Há uns meses, a tv da sala parou de funcionar, o conserto não valia a pena, comprar uma nova estava fora de cogitação. Só deixei para depois. Há umas semanas, a tv do meu quarto também parou de funcionar. Fiquei ainda mais chateada. Não tinha como comprar uma, muito menos duas. Quando contei para minha mãe, ela disse: ainda bem que foi a sua e não a do meu quarto. 

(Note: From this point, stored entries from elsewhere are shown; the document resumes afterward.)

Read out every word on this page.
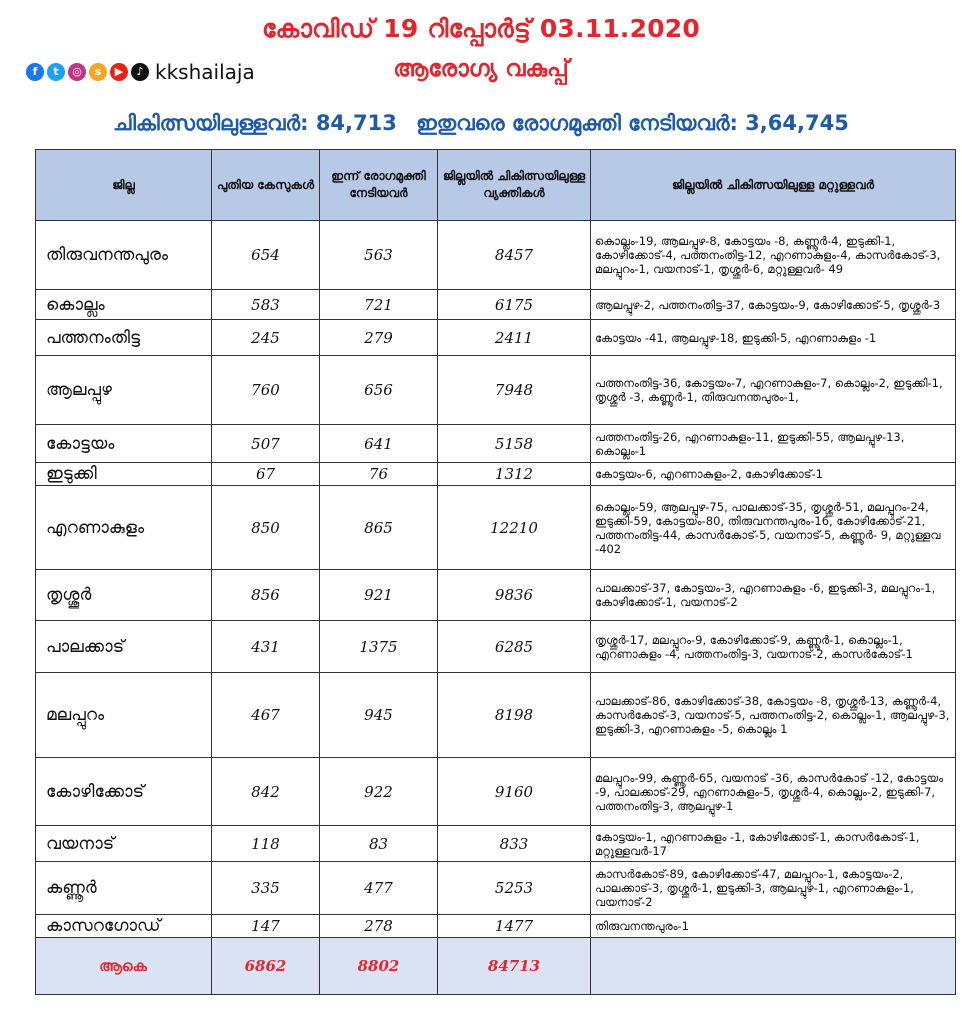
കോവിഡ് 19 റിപ്പോർട്ട് 03.11.2020
f	t	◎	s	▶	♪ kkshailaja	ആരോഗ്യ വകുപ്പ്
ചികിത്സയിലുള്ളവർ: 84,713 ഇതുവരെ രോഗമുക്തി നേടിയവർ: 3,64,745
ജില്ല	പുതിയ കേസുകൾ	ഇന്ന് രോഗമുക്തി നേടിയവർ	ജില്ലയിൽ ചികിത്സയിലുള്ള വ്യക്തികൾ	ജില്ലയിൽ ചികിത്സയിലുള്ള മറ്റുള്ളവർ
തിരുവനന്തപുരം	654	563	8457	കൊല്ലം-19, ആലപ്പുഴ-8, കോട്ടയം -8, കണ്ണൂർ-4, ഇടുക്കി-1, കോഴിക്കോട്-4, പത്തനംതിട്ട-12, എറണാകുളം-4, കാസർകോട്-3, മലപ്പുറം-1, വയനാട്-1, തൃശ്ശൂർ-6, മറ്റുള്ളവർ- 49
കൊല്ലം	583	721	6175	ആലപ്പുഴ-2, പത്തനംതിട്ട-37, കോട്ടയം-9, കോഴിക്കോട്-5, തൃശ്ശൂർ-3
പത്തനംതിട്ട	245	279	2411	കോട്ടയം -41, ആലപ്പുഴ-18, ഇടുക്കി-5, എറണാകുളം -1
ആലപ്പുഴ	760	656	7948	പത്തനംതിട്ട-36, കോട്ടയം-7, എറണാകുളം-7, കൊല്ലം-2, ഇടുക്കി-1, തൃശ്ശൂർ -3, കണ്ണൂർ-1, തിരുവനന്തപുരം-1,
കോട്ടയം	507	641	5158	പത്തനംതിട്ട-26, എറണാകുളം-11, ഇടുക്കി-55, ആലപ്പുഴ-13, കൊല്ലം-1
ഇടുക്കി	67	76	1312	കോട്ടയം-6, എറണാകുളം-2, കോഴിക്കോട്-1
എറണാകുളം	850	865	12210	കൊല്ലം-59, ആലപ്പുഴ-75, പാലക്കാട്-35, തൃശ്ശൂർ-51, മലപ്പുറം-24, ഇടുക്കി-59, കോട്ടയം-80, തിരുവനന്തപുരം-16, കോഴിക്കോട്-21, പത്തനംതിട്ട-44, കാസർകോട്-5, വയനാട്-5, കണ്ണൂർ- 9, മറ്റുള്ളവ -402
തൃശ്ശൂർ	856	921	9836	പാലക്കാട്-37, കോട്ടയം-3, എറണാകുളം -6, ഇടുക്കി-3, മലപ്പുറം-1, കോഴിക്കോട്-1, വയനാട്-2
പാലക്കാട്	431	1375	6285	തൃശ്ശൂർ-17, മലപ്പുറം-9, കോഴിക്കോട്-9, കണ്ണൂർ-1, കൊല്ലം-1, എറണാകുളം -4, പത്തനംതിട്ട-3, വയനാട്-2, കാസർകോട്-1
മലപ്പുറം	467	945	8198	പാലക്കാട്-86, കോഴിക്കോട്-38, കോട്ടയം -8, തൃശ്ശൂർ-13, കണ്ണൂർ-4, കാസർകോട്-3, വയനാട്-5, പത്തനംതിട്ട-2, കൊല്ലം-1, ആലപ്പുഴ-3, ഇടുക്കി-3, എറണാകുളം -5, കൊല്ലം 1
കോഴിക്കോട്	842	922	9160	മലപ്പുറം-99, കണ്ണൂർ-65, വയനാട് -36, കാസർകോട് -12, കോട്ടയം -9, പാലക്കാട്-29, എറണാകുളം-5, തൃശ്ശൂർ-4, കൊല്ലം-2, ഇടുക്കി-7, പത്തനംതിട്ട-3, ആലപ്പുഴ-1
വയനാട്	118	83	833	കോട്ടയം-1, എറണാകുളം -1, കോഴിക്കോട്-1, കാസർകോട്-1, മറ്റുള്ളവർ-17
കണ്ണൂർ	335	477	5253	കാസർകോട്-89, കോഴിക്കോട്-47, മലപ്പുറം-1, കോട്ടയം-2, പാലക്കാട്-3, തൃശ്ശൂർ-1, ഇടുക്കി-3, ആലപ്പുഴ-1, എറണാകുളം-1, വയനാട്-2
കാസറഗോഡ്	147	278	1477	തിരുവനന്തപുരം-1
ആകെ	6862	8802	84713	
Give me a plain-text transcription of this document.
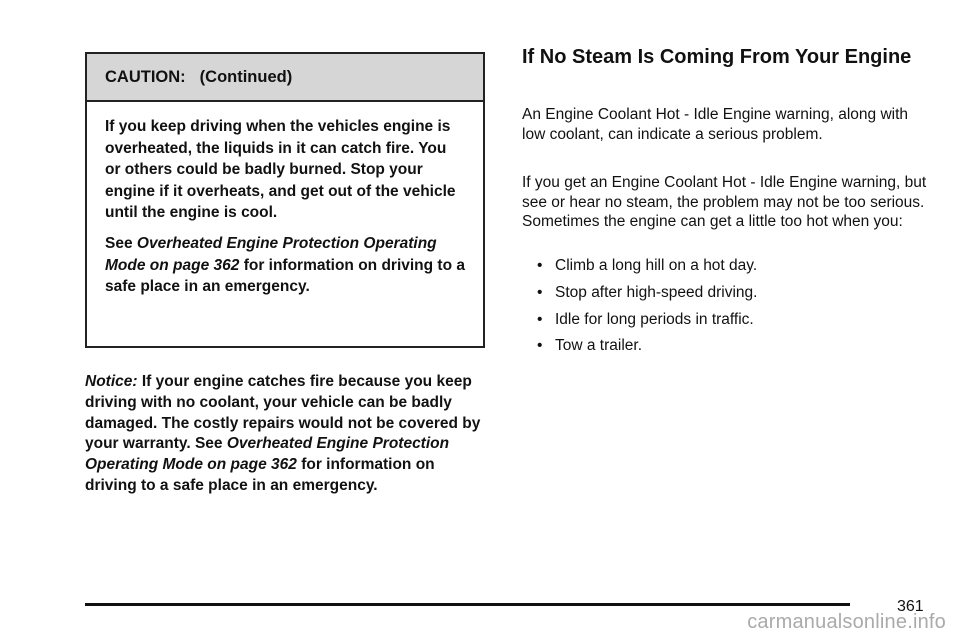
CAUTION: (Continued)

If you keep driving when the vehicles engine is overheated, the liquids in it can catch fire. You or others could be badly burned. Stop your engine if it overheats, and get out of the vehicle until the engine is cool.

See Overheated Engine Protection Operating Mode on page 362 for information on driving to a safe place in an emergency.

Notice: If your engine catches fire because you keep driving with no coolant, your vehicle can be badly damaged. The costly repairs would not be covered by your warranty. See Overheated Engine Protection Operating Mode on page 362 for information on driving to a safe place in an emergency.
If No Steam Is Coming From Your Engine

An Engine Coolant Hot - Idle Engine warning, along with low coolant, can indicate a serious problem.

If you get an Engine Coolant Hot - Idle Engine warning, but see or hear no steam, the problem may not be too serious. Sometimes the engine can get a little too hot when you:

• Climb a long hill on a hot day.
• Stop after high-speed driving.
• Idle for long periods in traffic.
• Tow a trailer.
361
carmanualsonline.info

Sempre tive boa saúde, de modo geral, tirando umas ‘ites’ e saúde mental, normalmente, tudo em ordem.  Recentemente tive uma crise e precisei de atendimento de urgência. Em seguida agendei atendimento de rotina para investigar melhor. Fiz alguns exames, que ainda não avaliei junto a medica que pediu, mas, um dos médicos que fez um dos exames já me deu diagnóstico. Não é nada absurdo só que é sério e vou precisar cuidar. Fiquei totalmente abalada. Perdi o chão e o rumo. Sofri calada, sozinha, desamparada. Um dia cai na besteira de falar com a minha mãe. Qual a reação? Sim: “Hahahaha, bem feito, pelo menos não sou só eu que tenho isso, você está ferrada também”. Como sempre, fico atônita e nem consigo falar mais nada. Me desencadeou mais uma crise de encolhimento, de trancafiamento no casulo, de desistências…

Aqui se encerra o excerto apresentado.